When I was feeling down, he checked in regularly. “That spam call you got was me,” he wrote after I missed one such check-in. “No need to call back — I was just wondering how you are feeling. Your columns are at 100 percent health.”
Oh, how I craved Fred’s praise! All I needed was one word atop a draft to feel as if I’d hit a home run: Stunning. Excellent. Great. Smart. Funny. Fabulous. Strong. He sent the same messages to everyone, of course, and occasionally enough that we knew they were genuine. Like others, I saved mine as mementos of Fred’s approval. When I was caught in some maelstrom of criticism, he’d send off a simple note of reassurance: “This one will blow over.” Other times, he’d correct me with the gentlest touch: “Are you sure you want to say” this? or “I would vote not to say” that. And that was the end of the discussion.

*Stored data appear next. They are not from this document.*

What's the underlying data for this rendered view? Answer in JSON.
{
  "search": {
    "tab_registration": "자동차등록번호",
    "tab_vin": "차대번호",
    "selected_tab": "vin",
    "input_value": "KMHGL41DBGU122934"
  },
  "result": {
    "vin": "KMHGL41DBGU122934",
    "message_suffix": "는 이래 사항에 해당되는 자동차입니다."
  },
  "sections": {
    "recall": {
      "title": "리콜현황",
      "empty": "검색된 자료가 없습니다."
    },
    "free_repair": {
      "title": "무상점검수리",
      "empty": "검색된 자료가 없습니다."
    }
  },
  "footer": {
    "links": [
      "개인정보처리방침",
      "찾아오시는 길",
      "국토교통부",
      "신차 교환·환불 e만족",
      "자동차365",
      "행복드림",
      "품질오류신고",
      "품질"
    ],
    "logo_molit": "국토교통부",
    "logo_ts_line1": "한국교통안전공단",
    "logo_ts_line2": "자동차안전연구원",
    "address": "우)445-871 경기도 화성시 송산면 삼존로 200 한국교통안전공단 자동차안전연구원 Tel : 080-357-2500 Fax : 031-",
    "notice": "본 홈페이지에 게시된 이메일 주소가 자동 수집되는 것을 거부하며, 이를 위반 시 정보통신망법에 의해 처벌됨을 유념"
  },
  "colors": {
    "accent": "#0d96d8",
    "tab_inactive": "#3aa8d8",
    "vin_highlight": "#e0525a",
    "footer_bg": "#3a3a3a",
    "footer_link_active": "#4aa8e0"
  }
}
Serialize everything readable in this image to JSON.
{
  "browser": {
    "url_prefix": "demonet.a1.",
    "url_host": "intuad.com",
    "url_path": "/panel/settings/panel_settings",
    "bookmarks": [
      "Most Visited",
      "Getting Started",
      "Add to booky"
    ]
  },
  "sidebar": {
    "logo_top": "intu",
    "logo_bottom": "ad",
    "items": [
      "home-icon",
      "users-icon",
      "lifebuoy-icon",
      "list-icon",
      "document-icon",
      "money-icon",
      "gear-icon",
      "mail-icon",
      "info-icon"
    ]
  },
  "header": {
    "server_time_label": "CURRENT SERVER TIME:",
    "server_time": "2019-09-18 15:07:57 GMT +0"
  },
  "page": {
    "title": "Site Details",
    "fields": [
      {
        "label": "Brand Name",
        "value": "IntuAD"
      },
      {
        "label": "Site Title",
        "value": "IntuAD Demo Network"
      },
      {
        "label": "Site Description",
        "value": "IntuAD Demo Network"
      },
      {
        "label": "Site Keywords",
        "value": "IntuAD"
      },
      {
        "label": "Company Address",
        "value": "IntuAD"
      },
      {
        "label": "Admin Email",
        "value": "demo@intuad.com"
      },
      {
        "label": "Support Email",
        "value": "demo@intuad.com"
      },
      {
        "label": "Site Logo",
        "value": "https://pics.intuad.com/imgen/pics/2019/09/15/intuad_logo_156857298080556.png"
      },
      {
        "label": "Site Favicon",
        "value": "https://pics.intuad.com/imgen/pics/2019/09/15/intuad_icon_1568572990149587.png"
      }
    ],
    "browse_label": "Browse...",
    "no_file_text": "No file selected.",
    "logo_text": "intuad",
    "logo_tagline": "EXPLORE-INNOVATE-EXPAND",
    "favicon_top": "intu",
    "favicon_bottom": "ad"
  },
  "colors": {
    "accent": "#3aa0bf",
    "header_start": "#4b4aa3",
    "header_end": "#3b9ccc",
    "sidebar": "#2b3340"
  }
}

My last communication with Fred was by email the morning of the day he collapsed. I had lodged a whiny complaint about an unimportant matter, but Fred saw it for what it was: one of my routine pleas for his reassurance in stressful times. He asked his editorial staff manager, Nana Efua Mumford, to schedule a meeting for us, and in the meantime he replied to me with some paternal comfort. “You are loved and valued,” he wrote.
Fred Hiatt, you were loved and valued. More than I ever got to tell you.